You're saying "I want this iframe pretty locked down. No scripts, no forms... The only thing I'm explicitly allowing is popups like window.open()". If you don't put allow-popups as a value in the sandbox attribute, then popups will be blocked. It's wonderfully useful, particularly in a place like CodePen where we use iframes heavily to display people's work, but want to avoid anything dangerous or obnoxious.

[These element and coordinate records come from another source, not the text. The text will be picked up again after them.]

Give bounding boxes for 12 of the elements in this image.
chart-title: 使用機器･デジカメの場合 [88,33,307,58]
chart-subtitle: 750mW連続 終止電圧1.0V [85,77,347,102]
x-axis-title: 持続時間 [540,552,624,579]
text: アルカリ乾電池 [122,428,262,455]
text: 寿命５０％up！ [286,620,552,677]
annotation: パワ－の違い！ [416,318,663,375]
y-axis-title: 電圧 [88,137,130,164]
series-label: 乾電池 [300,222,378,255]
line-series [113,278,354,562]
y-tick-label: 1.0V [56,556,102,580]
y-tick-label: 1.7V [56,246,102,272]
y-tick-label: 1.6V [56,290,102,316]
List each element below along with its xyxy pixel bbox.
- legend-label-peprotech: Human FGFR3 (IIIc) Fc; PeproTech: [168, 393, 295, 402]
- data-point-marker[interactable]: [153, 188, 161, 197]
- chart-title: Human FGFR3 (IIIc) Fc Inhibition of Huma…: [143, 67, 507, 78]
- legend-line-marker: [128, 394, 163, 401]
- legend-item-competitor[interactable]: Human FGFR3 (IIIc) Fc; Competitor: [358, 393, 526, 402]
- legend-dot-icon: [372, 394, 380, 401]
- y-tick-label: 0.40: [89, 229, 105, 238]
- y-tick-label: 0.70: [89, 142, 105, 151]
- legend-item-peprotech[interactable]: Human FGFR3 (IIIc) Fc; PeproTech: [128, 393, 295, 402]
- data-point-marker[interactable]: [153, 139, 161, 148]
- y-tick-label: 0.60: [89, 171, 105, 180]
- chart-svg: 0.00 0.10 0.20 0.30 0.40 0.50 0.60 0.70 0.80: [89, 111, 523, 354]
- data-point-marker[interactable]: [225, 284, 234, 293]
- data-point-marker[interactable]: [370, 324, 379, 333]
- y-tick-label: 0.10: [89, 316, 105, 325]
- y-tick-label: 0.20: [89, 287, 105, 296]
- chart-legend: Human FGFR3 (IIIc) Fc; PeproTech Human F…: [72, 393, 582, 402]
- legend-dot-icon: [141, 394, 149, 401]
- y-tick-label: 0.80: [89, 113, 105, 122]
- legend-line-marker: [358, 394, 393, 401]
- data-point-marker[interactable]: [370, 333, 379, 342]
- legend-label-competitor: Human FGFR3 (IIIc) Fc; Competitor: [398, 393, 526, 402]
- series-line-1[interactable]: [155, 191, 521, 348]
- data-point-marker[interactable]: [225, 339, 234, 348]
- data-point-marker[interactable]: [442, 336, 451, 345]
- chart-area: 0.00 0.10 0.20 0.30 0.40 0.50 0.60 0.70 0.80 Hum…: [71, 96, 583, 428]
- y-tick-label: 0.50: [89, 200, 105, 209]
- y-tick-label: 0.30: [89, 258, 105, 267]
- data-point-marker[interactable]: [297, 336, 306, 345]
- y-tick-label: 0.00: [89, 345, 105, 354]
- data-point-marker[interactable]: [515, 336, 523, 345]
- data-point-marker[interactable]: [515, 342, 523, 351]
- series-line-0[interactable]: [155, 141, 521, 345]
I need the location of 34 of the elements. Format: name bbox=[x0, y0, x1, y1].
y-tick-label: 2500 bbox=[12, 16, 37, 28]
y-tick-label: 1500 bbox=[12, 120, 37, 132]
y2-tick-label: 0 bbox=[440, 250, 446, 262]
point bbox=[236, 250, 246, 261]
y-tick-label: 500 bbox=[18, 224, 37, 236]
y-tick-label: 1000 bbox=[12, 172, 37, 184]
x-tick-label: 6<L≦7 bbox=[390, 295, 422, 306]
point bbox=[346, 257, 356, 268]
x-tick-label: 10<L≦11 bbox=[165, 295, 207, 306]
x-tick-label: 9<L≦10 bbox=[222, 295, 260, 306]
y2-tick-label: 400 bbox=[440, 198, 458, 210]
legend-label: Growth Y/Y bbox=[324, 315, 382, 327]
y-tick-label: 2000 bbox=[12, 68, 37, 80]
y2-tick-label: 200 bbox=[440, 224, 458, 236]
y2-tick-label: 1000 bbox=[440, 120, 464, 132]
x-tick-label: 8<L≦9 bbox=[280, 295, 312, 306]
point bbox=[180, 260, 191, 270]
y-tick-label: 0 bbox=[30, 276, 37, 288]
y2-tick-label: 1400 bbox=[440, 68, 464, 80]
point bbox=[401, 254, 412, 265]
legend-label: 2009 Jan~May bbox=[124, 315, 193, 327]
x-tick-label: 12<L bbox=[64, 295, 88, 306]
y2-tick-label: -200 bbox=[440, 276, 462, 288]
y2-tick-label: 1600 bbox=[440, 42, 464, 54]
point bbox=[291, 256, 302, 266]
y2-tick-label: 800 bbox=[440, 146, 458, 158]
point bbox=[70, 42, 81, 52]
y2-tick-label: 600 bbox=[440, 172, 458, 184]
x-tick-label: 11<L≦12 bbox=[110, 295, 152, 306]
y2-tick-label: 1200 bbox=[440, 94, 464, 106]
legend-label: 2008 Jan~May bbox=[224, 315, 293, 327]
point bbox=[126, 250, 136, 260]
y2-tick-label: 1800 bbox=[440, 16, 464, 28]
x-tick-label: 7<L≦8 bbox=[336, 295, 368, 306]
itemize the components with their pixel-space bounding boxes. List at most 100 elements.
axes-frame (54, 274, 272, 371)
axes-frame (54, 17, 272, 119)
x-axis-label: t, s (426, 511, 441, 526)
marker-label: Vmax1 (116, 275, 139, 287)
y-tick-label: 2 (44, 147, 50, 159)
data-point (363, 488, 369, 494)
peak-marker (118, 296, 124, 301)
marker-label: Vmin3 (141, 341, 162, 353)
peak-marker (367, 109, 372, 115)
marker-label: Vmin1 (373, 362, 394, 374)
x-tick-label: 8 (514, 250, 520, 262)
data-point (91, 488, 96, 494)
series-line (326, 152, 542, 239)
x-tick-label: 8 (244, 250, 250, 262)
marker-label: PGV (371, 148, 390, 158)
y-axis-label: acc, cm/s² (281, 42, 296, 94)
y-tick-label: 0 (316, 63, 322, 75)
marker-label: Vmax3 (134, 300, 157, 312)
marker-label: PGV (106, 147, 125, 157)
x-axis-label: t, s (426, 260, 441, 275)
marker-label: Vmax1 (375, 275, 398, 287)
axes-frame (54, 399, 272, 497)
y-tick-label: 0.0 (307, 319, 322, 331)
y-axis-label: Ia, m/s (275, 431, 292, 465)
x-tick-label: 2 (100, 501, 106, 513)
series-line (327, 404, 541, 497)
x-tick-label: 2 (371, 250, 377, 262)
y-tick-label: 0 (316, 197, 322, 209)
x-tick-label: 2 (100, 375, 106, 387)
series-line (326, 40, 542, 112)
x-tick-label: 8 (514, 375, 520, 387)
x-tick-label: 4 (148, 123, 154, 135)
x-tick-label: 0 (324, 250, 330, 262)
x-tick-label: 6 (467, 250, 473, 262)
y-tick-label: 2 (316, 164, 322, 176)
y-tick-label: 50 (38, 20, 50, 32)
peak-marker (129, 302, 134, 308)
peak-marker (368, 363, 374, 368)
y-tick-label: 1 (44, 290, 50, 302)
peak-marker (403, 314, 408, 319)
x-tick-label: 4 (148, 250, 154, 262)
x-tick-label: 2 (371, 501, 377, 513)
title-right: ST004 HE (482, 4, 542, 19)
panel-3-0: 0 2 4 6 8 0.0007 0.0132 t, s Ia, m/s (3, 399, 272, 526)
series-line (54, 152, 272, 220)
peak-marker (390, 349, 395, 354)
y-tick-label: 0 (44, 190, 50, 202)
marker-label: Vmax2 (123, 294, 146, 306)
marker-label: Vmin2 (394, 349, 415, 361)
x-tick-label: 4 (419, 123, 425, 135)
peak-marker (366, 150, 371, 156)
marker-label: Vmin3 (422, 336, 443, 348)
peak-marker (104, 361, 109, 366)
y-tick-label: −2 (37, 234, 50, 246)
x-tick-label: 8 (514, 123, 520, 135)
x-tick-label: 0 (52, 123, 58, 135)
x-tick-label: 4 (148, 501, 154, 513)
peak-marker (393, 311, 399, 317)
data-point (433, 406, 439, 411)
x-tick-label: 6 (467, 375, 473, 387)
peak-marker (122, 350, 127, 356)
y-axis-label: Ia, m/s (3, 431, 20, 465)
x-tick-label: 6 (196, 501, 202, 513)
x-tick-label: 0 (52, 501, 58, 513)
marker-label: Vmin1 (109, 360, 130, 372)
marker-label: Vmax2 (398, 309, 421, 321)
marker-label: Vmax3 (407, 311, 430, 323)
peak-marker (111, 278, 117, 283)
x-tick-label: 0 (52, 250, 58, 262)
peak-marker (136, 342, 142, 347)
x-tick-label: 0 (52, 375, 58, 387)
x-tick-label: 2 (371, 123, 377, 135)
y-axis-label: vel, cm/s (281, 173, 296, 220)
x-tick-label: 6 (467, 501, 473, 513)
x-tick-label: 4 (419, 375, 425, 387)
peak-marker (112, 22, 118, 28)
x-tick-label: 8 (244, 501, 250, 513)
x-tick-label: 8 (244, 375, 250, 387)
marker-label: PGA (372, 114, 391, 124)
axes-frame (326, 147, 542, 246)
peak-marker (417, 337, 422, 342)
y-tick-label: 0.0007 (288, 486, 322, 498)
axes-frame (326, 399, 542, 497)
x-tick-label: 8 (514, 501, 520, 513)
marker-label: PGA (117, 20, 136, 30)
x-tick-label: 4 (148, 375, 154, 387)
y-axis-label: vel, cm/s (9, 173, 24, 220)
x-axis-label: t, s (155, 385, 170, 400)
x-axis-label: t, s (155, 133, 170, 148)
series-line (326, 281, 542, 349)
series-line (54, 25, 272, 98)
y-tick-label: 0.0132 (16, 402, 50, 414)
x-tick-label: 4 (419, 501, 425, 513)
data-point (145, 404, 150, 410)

That dang .htpasswd popup though, that has long snuck by as being something sandbox was unconcerned with. You couldn't allow it or disallow it, iframe or not. But in some fairly recent release of Chrome, it's now preventing these popups almost entirely. If you peak in the network area of DevTools, you'll see the requests 401 (error):

It's not our iframe that's causing this, as even Debug View (no iframe) 401's the request in Chrome. The only way to get the auth popup is to hit the URL directly in the browser.

The auto-blocking seems a bit heavy-handed to me, but I prefer it to seeing these dang popups all the time when just boinking around CodePen looking at stuff.

In a perfect world, allow-popups (or some new value) would allow these auth popups to come up through an iframe, and not being there would block the requests.